# Sylabus predmetu OPT136C - Optimization Methods (VŠPP - SS 2019/2020)

Čeština          Angličtina

Course code:
OPT136C
Course title in Czech:
Optimization Methods
Course title in English:
Optimization Methods
Mode of completion and number of credits:
Exam (6 credits)
Mode of delivery:
full-time, 2/2 (hours of lectures per week / hours of seminars per week)
part-time, 8/0 (lectures per period / seminars per period)
Language of instruction:
Czech
Course supervisor: RNDr. Michal Bejček, Ph.D.
Name of lecturer:
RNDr. Michal Bejček, Ph.D. (supervisor)
Mgr. Dana Sobotová (examiner, instructor, lecturer)
Prerequisites: none
Annotation:
The course covers theoretical tools for problem analysis and solving, mainly in the context of economic sciences. Students will become familiar with those aspects of Mathematics that are useful in dealing with important optimisation problems. The course develops the student's ability to reason logically and to correctly analyse and grasp the essence of practical issues.

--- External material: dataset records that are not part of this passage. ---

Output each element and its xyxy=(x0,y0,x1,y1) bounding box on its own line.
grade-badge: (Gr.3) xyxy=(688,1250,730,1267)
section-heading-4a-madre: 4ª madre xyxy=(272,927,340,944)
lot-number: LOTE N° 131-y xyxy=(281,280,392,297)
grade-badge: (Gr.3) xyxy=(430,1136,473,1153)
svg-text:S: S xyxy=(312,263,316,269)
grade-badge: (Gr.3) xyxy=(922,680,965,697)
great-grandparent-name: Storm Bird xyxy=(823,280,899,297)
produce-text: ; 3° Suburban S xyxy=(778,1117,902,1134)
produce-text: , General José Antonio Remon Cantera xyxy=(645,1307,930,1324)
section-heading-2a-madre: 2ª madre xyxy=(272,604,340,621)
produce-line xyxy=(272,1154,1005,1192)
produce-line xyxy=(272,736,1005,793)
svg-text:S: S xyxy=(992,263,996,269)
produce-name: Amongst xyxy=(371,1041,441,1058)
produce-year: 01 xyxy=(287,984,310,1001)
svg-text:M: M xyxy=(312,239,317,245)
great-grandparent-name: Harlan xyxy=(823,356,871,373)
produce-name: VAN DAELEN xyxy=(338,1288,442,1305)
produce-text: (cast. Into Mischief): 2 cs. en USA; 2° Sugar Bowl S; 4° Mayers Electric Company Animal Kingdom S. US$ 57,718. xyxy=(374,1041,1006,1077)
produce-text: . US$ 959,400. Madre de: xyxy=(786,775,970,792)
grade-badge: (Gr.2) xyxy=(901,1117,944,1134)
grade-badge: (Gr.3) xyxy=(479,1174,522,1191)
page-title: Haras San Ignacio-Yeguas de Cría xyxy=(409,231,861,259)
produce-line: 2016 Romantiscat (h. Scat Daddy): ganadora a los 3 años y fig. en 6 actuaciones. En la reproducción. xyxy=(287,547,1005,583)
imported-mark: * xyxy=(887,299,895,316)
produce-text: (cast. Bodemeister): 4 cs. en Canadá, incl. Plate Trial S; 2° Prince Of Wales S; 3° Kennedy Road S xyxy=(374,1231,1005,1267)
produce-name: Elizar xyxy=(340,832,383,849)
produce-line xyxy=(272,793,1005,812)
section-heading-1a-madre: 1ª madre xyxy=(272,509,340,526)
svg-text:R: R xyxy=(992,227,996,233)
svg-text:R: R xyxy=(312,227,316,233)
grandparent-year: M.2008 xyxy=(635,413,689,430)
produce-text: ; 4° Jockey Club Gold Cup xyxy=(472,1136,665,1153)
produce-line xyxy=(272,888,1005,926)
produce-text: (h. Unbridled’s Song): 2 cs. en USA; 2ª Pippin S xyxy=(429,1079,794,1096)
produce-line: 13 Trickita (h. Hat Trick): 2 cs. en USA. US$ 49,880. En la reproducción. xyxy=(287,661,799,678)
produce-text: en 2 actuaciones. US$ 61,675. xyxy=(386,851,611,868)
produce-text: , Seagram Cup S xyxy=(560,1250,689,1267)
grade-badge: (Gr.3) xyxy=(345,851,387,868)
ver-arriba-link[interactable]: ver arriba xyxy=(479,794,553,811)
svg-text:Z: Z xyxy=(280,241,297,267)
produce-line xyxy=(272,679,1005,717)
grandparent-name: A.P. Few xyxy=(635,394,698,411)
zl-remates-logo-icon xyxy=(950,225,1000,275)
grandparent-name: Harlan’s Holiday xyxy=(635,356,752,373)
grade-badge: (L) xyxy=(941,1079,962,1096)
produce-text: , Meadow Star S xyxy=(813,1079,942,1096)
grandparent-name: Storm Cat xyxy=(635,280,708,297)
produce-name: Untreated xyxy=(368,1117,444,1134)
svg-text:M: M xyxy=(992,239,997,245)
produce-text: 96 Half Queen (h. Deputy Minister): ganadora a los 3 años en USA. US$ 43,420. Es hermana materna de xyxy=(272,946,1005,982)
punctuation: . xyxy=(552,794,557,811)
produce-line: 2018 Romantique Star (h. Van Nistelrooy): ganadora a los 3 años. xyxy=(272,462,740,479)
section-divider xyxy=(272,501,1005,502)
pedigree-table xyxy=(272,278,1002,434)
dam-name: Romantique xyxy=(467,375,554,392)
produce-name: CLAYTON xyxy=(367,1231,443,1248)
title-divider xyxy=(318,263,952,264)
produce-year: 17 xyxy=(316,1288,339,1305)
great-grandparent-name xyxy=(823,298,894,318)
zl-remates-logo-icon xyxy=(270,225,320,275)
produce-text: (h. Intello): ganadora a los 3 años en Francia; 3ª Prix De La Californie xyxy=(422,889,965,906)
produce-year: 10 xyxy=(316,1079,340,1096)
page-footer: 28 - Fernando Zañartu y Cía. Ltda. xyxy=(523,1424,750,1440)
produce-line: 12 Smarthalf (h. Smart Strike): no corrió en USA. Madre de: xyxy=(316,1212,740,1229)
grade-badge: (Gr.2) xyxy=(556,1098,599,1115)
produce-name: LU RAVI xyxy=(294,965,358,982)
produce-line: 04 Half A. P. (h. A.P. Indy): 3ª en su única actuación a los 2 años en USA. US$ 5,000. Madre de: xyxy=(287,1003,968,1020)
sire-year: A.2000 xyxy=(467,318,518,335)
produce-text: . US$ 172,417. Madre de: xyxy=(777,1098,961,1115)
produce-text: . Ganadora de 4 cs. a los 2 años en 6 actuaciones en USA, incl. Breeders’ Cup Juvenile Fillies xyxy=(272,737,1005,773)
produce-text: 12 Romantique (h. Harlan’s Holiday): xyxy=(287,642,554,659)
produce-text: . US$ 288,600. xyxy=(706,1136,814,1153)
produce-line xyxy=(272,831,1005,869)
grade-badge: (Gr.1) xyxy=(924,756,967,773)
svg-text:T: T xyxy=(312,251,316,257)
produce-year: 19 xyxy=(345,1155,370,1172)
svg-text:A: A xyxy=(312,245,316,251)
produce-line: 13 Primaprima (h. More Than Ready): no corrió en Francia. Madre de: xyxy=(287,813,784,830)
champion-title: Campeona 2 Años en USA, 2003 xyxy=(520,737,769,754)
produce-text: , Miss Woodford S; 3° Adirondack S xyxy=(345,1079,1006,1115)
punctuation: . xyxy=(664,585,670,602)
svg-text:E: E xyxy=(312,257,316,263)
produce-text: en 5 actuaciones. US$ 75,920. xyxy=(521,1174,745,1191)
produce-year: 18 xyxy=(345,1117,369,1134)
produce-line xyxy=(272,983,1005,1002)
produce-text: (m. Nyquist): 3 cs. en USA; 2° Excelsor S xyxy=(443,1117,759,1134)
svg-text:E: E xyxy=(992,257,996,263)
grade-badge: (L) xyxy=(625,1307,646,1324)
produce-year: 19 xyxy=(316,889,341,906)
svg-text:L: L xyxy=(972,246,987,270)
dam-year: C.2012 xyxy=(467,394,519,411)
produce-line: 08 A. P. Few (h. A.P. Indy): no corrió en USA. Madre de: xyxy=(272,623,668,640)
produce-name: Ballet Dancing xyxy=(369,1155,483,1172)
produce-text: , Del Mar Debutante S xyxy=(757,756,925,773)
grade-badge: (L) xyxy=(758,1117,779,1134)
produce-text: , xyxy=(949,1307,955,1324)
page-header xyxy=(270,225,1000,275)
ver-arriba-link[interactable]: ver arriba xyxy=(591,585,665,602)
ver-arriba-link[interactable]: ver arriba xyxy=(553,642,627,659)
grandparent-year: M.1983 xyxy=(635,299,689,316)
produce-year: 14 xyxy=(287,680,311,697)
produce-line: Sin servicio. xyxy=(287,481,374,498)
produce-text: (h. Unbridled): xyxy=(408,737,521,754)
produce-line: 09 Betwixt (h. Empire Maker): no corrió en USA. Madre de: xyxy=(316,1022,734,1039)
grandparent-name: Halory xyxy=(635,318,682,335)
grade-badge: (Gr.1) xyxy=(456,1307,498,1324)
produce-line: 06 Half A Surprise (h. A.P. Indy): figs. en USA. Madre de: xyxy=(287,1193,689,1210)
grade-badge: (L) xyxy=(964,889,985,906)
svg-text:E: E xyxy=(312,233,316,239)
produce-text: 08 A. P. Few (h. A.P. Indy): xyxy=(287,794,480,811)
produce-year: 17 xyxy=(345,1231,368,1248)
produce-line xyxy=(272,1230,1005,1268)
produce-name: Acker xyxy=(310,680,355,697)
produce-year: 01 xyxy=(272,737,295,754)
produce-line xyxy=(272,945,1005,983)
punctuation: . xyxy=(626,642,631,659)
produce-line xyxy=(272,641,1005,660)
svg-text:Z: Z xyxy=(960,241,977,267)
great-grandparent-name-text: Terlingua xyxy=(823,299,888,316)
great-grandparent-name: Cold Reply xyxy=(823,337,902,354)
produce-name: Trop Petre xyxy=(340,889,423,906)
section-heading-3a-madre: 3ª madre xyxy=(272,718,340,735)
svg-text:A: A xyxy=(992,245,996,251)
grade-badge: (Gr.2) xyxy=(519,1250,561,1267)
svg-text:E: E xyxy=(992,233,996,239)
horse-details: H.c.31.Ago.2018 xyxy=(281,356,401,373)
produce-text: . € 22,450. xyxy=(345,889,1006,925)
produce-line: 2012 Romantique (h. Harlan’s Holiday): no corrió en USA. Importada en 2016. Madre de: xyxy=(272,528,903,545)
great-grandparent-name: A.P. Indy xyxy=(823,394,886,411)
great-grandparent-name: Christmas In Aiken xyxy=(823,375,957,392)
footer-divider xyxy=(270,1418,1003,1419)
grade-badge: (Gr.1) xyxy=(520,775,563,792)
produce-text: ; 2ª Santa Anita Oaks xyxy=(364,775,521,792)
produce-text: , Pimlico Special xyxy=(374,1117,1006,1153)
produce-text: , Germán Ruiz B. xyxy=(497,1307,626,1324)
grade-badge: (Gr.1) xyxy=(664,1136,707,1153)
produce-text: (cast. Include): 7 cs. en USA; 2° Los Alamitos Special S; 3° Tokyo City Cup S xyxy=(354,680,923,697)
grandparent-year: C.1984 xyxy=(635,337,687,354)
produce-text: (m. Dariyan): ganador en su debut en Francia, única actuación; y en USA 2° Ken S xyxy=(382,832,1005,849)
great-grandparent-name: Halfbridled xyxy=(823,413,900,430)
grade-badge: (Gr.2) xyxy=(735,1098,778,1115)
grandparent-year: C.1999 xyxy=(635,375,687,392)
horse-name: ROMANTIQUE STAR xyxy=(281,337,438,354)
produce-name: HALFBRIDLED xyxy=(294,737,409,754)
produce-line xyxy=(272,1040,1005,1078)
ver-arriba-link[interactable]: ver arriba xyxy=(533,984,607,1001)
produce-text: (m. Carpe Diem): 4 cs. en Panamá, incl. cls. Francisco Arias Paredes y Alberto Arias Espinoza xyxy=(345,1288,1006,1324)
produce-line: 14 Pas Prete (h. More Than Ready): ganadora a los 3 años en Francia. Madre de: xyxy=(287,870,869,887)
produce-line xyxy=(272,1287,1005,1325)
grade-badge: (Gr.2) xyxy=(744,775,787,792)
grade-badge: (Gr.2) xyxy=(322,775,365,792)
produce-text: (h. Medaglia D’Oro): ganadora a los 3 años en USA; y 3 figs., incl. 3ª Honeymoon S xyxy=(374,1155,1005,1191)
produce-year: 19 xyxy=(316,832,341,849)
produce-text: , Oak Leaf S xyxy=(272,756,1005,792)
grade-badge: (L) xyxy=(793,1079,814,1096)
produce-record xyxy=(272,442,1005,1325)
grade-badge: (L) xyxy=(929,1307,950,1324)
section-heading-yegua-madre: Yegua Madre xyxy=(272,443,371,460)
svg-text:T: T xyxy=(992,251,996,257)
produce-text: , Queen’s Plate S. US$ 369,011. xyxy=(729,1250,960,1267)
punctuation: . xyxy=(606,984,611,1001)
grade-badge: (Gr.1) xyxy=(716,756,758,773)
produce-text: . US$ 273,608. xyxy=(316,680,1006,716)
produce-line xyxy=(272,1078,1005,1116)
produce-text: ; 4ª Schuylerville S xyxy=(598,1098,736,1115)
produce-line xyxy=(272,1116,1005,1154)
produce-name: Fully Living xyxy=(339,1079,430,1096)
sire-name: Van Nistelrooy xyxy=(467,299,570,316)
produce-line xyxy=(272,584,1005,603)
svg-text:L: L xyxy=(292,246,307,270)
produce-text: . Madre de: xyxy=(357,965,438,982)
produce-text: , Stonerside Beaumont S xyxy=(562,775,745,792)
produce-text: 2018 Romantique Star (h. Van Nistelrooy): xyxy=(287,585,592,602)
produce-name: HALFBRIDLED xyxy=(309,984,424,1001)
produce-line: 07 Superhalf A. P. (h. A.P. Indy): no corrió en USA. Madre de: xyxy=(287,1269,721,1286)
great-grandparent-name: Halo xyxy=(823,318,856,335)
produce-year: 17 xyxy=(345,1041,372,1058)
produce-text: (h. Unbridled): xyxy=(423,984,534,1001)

Emphasis is laid on understanding and on practical applications.

Course contents:
 1 Vectors, linear dependence and independence, vector space and its base. (allowance 0/0) 2 Addition of matrices, multiplying a matrix with a real number, scalar product of vectors, multiplication of matrices. (allowance 0/0) 3 The rank of a matrix, simplifying a matrix without changing the rank, computing the rank of a matrix. (allowance 0/0) 4 Systems of linear equations, Frobenius norm, matrix norm. (allowance 0/0) 5 Determinants, using determinants to solve systems of linear equations, Cramer's rule. (allowance 0/0) 6 Systems of linear inequalities, solving a system of two inequalities in two variables by graphing. (allowance 0/0) 7 Linear programming, solving model problems. (allowance 0/0) 8 Functions of two variables, domain of definition, patrial derivative. (allowance 0/0) 9 Local extrema of functions of two variables, examples of. (allowance 0/0) 10 Constraint local extrema, method of substitution, Lagrange's method. (allowance 0/0) 11 Global extrema of functions of two variables. (allowance 0/0) 12 Solving a traffic control problem using linear programming. (allowance 0/0) 13 Basics of graph theory, vertex of a graph, edge of a graph, degree of a vertex, walk of a graph, tree of a graph, spanning tree of a graph. (allowance 0/0)

Learning outcomes:
Expert knowledge; you should be able to:

- solve a system of linear equations using matrices and determinants,

- solve a system of linear inequalities graphically and explain its use in linear programming,

- describe the way of finding local extrema (also constraint extrema) of a function of two variables.

Expert skills; you should be able to:

- use the rank of a matrix to determine vector dependence or independence,

- solve a system of multiple equations with multiple unknowns using matrices,

- find local extrema (also constraint extrema) of a function of two variables.

General competences; you should be able to:

- understand and appreciate the importance of Mathematics in everyday life,

- show how to implement the acquired aspects of Mathematics in your own field of study.

Input knowledge:
No preliminary courses precede this course in the curriculum.

This course assumes basic skills in high school Mathematics.

Learning activities and teaching methods:
Revise regularly using relevant lecture notes and the recommended materials. Complete assignments conscientiously and, if needed, request an appointment with the lecturer. Try to deal with the problems considered during the lectures and tutorials on your own as a homework assignment. Mastering basic definitions, equations, and algorithms is essential.

Rámcové podmínky zápočtu:
The pass mark for the final test is 50%.

Rámcové podmínky zkoušky:
The examination is oral and covers the following: The examination is oral and covers the following: - Basic vectors, vector space and its base. - Matrix addition and multiplication. Rank of a matrix. - Solving systems of linear equations using martices, number of solutions. - Determinants, Cramer's rule. - Solving systems of linear inequalities graphically. - Functions of two variables, local extrema. - Constraint local extrema, substitution methods, Lagrange's method. - Basic graph theory.